Les footballeurs retraités présentent un risque accru de dépression et d’anxiété, selon une étude qui observe aussi des changements dans leur cerveau.
Les anciens footballeurs présentent des niveaux plus élevés de dépression et d’anxiété, ainsi que des difficultés qu’ils décrivent eux‑mêmes en matière de réflexion et de prise de décision, par rapport à des personnes en bonne santé n’ayant jamais pratiqué ce sport, selon de nouvelles recherches.
Les premiers résultats de l’étude indiquent que près d’un tiers des 142 anciens professionnels suivis présentaient des symptômes suffisamment graves pour être classés comme une dépression clinique, contre seulement 9 % dans le groupe de comparaison. Pour l’anxiété, 42 % des joueurs dépassaient le seuil, contre 25 % des non‑joueurs.
« Même si les tests cognitifs standard ne montraient pas de différences nettes entre anciens joueurs et non‑joueurs, nous avons observé d’importants écarts dans les symptômes (comme l’anxiété et la dépression) rapportés par les participants, ainsi que dans l’imagerie cérébrale », explique Caleigh Grace Lynch, auteure principale de l’étude.
Elle ajoute que ces résultats laissent penser qu’il pourrait exister des effets mesurables sur la santé cérébrale chez les anciens footballeurs professionnels dès la quarantaine ou la cinquantaine, bien avant que des troubles comme la démence ne se manifestent généralement.
L’étude a porté sur 142 anciens joueurs professionnels âgés de 30 à 60 ans : 126 hommes ayant évolué au moins trois ans comme professionnels à temps plein, et 16 femmes ayant joué dans les deux premières divisions féminines au Royaume‑Uni.
Leurs données ont été comparées à celles de 56 personnes en bonne santé, d’âge similaire, sans antécédents de sports de contact, de service militaire, de traumatismes crâniens ni de troubles neurologiques.
Les travaux, menés par des chercheurs de l’Imperial College London et présentés à la conférence internationale de l’Alzheimer’s Association (AAIC) 2026, ont également mis en évidence que les anciens joueurs de haut niveau déclaraient une moindre capacité à planifier, se concentrer, résoudre des problèmes et gérer les tâches du quotidien, par rapport aux personnes n’ayant jamais pratiqué ce sport.
Mais cet écart n’apparaissait que lorsque les participants décrivaient leur propre expérience ; les tests objectifs de mémoire et de réflexion n’ont révélé aucune différence nette entre les deux groupes.
Les examens par imagerie par résonance magnétique (IRM) ont montré des différences de structure cérébrale entre certains anciens joueurs et le groupe témoin en bonne santé, avec des signes de diminution du volume cérébral chez les footballeurs.

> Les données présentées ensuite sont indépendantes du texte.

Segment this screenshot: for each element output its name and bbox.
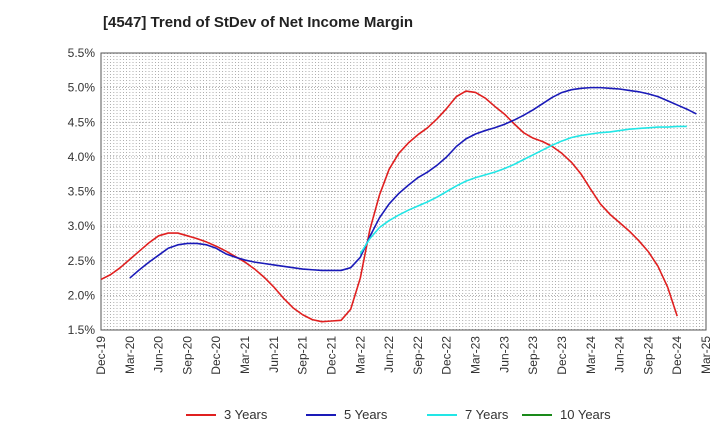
x-tick-label: Dec-24 [670, 336, 684, 375]
plot-frame [100, 52, 707, 331]
x-tick-label: Jun-22 [382, 336, 396, 373]
legend-item-7-years: 7 Years [427, 407, 509, 422]
y-tick-label: 1.5% [68, 323, 96, 337]
x-tick-label: Mar-25 [699, 336, 713, 374]
x-tick-label: Mar-22 [353, 336, 367, 374]
y-tick-label: 2.0% [68, 288, 96, 302]
legend-label: 10 Years [560, 407, 611, 422]
legend-label: 5 Years [344, 407, 388, 422]
x-tick-label: Dec-19 [94, 336, 108, 375]
x-tick-label: Sep-23 [526, 336, 540, 375]
x-tick-label: Mar-24 [584, 336, 598, 374]
x-tick-label: Dec-20 [209, 336, 223, 375]
y-tick-label: 5.0% [68, 81, 96, 95]
legend-item-10-years: 10 Years [522, 407, 611, 422]
legend-item-5-years: 5 Years [306, 407, 388, 422]
y-tick-label: 4.0% [68, 150, 96, 164]
legend-label: 3 Years [224, 407, 268, 422]
x-tick-label: Jun-24 [613, 336, 627, 373]
x-tick-label: Jun-20 [152, 336, 166, 373]
series-line-3-years [100, 90, 678, 323]
y-tick-label: 3.5% [68, 185, 96, 199]
x-tick-label: Sep-21 [296, 336, 310, 375]
x-tick-label: Dec-22 [440, 336, 454, 375]
y-tick-label: 3.0% [68, 219, 96, 233]
x-tick-label: Mar-23 [469, 336, 483, 374]
x-tick-label: Sep-24 [641, 336, 655, 375]
x-tick-label: Dec-21 [324, 336, 338, 375]
legend-label: 7 Years [465, 407, 509, 422]
x-tick-label: Mar-20 [123, 336, 137, 374]
x-tick-label: Sep-22 [411, 336, 425, 375]
x-tick-label: Jun-21 [267, 336, 281, 373]
y-tick-label: 2.5% [68, 254, 96, 268]
series-line-5-years [129, 86, 697, 279]
legend-item-3-years: 3 Years [186, 407, 268, 422]
x-tick-label: Mar-21 [238, 336, 252, 374]
x-tick-label: Sep-20 [180, 336, 194, 375]
series-line-7-years [359, 125, 687, 255]
x-tick-label: Dec-23 [555, 336, 569, 375]
y-tick-label: 5.5% [68, 46, 96, 60]
x-tick-label: Jun-23 [497, 336, 511, 373]
y-tick-label: 4.5% [68, 115, 96, 129]
chart-title: [4547] Trend of StDev of Net Income Marg… [103, 14, 414, 31]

Les chercheurs soulignent toutefois que, même si l’intensification des symptômes et les modifications du volume cérébral peuvent évoquer une neurodégénérescence liée à des traumatismes, des travaux supplémentaires sont nécessaires pour le confirmer de manière concluante.
« Des études comme celle‑ci peuvent aider les joueurs, les cliniciens et les instances sportives à mieux comprendre les risques potentiels et à réfléchir à la façon de rendre le jeu plus sûr, tout en permettant à chacun de prendre des décisions éclairées », déclare Maria C. Carrillo, directrice scientifique de l’Alzheimer’s Association.
Des millions de personnes jouent au football chaque jour dans le monde et, même si toute activité physique est globalement bénéfique pour la santé, ce sport peut aussi être à l’origine de traumatismes crâniens.
Les joueurs sont exposés à des impacts répétés sur la tête, liés aux coups de tête volontaires de faible intensité, mais aussi à de violents chocs crâniens contre le corps d’un adversaire ou le sol.
« En suivant les participants dans la durée, nous espérons mieux comprendre comment les impacts répétés sur la tête peuvent influencer la santé cérébrale à long terme. Cela permettra aussi d’identifier des moyens de réduire les risques potentiels dans le sport », explique Thomas Parke, du UK Dementia Research Institute.